Are women dying of cancer in the same way they die of heart disease, because physicians trivialize their complaints and they are powerless to get second opinions?

How many decades has it taken for cardiologists, practitioners at the apex of medicine, to acknowledge that symptoms of heart disease for women may differ from those for men, and for general practitioners to address that fact?  Older women die of heart disease in droves because they are treated too late or ineffectually, or they cannot get the referral.  How long does it take for the public to catch on, or has it?

What is the percentage of women in lucrative cardiology and radiology practices?  (Have you ever met a female cardiologist?)  Who are the star patients of the new “concierge” cardiologists?

Women’s health-and-spirituality movements tend to bypass the system.  Why play on an uneven field?  This is not the same thing as insisting on quality care, however, or documenting unnecessary deaths due to systemic negligence.  Who would support a study of gender bias in cancer detection?  The American Medical AssociationThe American Academy of Family PhysiciansThe American College of RadiologyThe American Society of Clinical Oncology?  (Try an affirmative action head count on their boards of trustees.  Then compare with The American College of Cardiology.)  How about The National Institutes of Health, or The Centers for Disease Control?  Physicians cannot acknowledge diagnostic error to their patients due to fear of lawsuits, they claim, so who is it who finally reports?

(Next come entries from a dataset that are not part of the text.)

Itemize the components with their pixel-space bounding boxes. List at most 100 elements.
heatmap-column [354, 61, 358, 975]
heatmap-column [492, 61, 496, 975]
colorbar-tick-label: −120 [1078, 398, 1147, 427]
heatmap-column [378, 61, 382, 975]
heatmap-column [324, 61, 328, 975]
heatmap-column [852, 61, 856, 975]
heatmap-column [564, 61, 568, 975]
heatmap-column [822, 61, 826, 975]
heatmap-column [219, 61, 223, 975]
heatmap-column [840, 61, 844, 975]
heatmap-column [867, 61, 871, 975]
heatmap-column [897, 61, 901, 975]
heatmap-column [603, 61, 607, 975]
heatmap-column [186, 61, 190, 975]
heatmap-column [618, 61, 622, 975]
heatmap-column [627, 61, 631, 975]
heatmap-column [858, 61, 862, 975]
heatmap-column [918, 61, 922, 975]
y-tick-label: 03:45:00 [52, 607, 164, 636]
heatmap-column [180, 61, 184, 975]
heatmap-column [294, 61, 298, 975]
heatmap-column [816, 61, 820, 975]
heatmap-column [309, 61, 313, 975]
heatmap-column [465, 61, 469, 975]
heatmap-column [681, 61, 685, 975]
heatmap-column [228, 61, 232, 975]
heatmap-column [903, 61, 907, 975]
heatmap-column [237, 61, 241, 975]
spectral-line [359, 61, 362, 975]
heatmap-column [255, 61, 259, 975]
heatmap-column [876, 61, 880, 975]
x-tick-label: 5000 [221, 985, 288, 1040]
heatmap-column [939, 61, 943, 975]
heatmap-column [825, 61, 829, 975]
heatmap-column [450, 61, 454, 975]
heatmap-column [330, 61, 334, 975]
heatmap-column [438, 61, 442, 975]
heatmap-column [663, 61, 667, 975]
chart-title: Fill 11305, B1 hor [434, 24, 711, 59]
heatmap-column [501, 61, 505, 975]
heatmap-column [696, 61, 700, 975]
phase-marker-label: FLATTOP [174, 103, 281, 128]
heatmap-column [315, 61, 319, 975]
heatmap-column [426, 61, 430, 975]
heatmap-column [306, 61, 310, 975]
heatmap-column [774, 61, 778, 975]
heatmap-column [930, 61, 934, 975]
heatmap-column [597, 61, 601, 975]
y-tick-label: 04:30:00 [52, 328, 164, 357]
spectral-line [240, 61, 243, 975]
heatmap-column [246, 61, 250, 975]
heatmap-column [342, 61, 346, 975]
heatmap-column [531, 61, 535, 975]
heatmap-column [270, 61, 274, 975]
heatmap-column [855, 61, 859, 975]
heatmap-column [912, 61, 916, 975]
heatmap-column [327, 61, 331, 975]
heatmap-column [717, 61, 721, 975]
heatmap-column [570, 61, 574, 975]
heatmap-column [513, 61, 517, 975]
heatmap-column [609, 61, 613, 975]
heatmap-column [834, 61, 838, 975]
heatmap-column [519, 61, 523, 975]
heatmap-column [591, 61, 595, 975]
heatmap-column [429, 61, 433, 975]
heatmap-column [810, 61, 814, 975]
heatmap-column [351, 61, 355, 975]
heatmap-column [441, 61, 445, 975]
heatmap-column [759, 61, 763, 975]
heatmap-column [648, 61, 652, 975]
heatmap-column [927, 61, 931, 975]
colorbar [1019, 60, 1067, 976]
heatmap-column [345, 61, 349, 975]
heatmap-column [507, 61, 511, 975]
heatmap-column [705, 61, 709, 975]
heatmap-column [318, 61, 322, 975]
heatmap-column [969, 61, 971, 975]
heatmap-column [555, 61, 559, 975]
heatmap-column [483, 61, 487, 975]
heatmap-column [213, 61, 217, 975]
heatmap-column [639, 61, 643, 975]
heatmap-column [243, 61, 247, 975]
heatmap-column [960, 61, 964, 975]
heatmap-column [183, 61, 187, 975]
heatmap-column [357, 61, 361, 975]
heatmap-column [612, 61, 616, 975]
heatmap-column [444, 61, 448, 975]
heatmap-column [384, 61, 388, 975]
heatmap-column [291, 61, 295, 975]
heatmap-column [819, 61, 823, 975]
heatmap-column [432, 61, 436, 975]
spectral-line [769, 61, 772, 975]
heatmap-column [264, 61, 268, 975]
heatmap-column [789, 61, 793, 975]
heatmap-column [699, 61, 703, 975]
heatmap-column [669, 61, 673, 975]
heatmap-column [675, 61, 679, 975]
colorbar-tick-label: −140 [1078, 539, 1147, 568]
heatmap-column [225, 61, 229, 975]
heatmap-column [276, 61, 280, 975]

This is the one-two punch from the patient’s perspective (keeping in mind the gold standard in cancer treatment is early detection.)  First, the physician brushes aside complaints and belittles patient concerns.  Second, the insurance industry encourages referral madness, making it nigh impossible to get a qualified second opinion, or, in the case of breast cancer, even to know what that means.

Breast cancer patients are apparently familiar with this scenario, as are mothers of children with cancer.  A chilling thought, indeed.

Who dies and who profits?

The most glaring disparity in health care delivery may be staring us right in the face.  Worse yet, it may have nothing to do with the digital divide.